In bijlage 6 wordt voorts nog een nieuwe toelichting bij artikel 49 voorgesteld; deze komt erop neer dat op vrijwillige basis ruimere faciliteiten1 kunnen worden toegekend aan vervoerders van overeenkomstsluitende partijen met als doel TIR voor marktdeelnemers aantrekkelijk te houden. De wijzingen van artikel 6, artikel 20 en de wijziging in bijlage 6 die ziet op de toelichting bij artikel 8 kunnen voorts als puur technisch worden beschouwd.

II. Inhoud van de wijzigingen

II.1. Wijzigingen betreffende het verplichte gebruik van de elektronische internationale TIR-databank (ITDB)

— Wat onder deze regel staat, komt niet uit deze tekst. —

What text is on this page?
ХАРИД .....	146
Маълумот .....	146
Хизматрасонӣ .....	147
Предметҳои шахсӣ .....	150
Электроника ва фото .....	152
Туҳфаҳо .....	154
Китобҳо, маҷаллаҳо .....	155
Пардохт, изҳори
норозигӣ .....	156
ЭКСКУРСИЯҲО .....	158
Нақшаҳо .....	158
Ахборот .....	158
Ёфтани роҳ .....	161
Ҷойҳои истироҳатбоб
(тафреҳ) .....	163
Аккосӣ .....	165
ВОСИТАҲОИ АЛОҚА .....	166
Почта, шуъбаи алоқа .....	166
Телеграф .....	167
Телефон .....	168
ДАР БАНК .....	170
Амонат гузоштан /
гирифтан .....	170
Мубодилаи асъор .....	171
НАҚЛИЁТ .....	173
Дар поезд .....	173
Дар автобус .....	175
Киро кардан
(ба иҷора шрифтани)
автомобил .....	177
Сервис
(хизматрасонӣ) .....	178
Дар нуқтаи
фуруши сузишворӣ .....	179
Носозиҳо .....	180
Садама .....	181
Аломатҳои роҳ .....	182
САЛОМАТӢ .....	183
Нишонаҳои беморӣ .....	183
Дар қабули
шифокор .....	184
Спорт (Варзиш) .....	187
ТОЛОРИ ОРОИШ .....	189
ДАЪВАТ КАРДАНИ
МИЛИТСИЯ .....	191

Artikel 38, de bijbehorende toelichting in bijlage 6, alsmede bijlage 9 worden gewijzigd om de garantstellende organisaties ertoe te verplichten alle benodigde gegevens van de personen die gemachtigd zijn om de TIR-regeling te gebruiken, aan het TIR-Uitvoerend Orgaan elektronisch door te sturen zodat het TIR-Uitvoerend Orgaan deze informatie realtime ontvangt.2 Het TIR-Uitvoerend Orgaan ontvangt deze informatie nu ook al, alleen niet geheel elektronisch maar via een standaard aangehecht papieren machtigingsformulier. In die zin vindt er juridisch en inhoudelijk gezien dus geen wijziging plaats, maar betreft de wijziging enkel de vorm waarin de informatie wordt aangeleverd.

Artikel 38, lid 2, eerste alinea en bijlage 9, deel II, punt 4, eerste regel

Bij de wijziging van artikel 38, tweede lid, eerste alinea, wordt «binnen een week» vervangen door «onverwijld». Deze taalkundige aanpassing beoogt ervoor te zorgen dat de gegevens elektronisch worden aangeleverd zonder vertraging, ofwel onverwijld. Dit wordt tevens herhaald in bijlage 9, deel II, punt 4, eerste regel.

Bijlage 9, deel II, punt 4, laatste alinea

Verder regelt bijlage 9, deel II, punt 4, laatst alinea, de invoering van het verplichte gebruik van de elektronische internationale TIR-Databank (hierna: ITDB). De ITDB wordt gebruikt voor het doorsturen van de benodigde gegevens van gemachtigde houders van een TIR-carnet aan het TIR-Uitvoerend Orgaan. Deze gegevens worden thans ook reeds doorgestuurd maar dan (deels) elektronisch en deels via een aangehecht standaard machtigingsformulier (dus via papier i.p.v. elektronisch).3 Doel van deze wijziging is alle communicatie elektronisch te laten verlopen en hiermee de actuele betrouwbaarheid van de onderliggende TIR-gegevens te verbeteren en te vergroten. Deze wijziging leidt de facto niet tot een juridische of inhoudelijke wijziging aangezien deze informatie nu ook reeds gedeeld wordt. Het enige verschil is dat met deze wijziging een en ander voortaan digitaal gerealiseerd wordt.4 Dit sluit voorts goed aan bij het elektronisch en zoveel mogelijk papierloos werken van de Douane.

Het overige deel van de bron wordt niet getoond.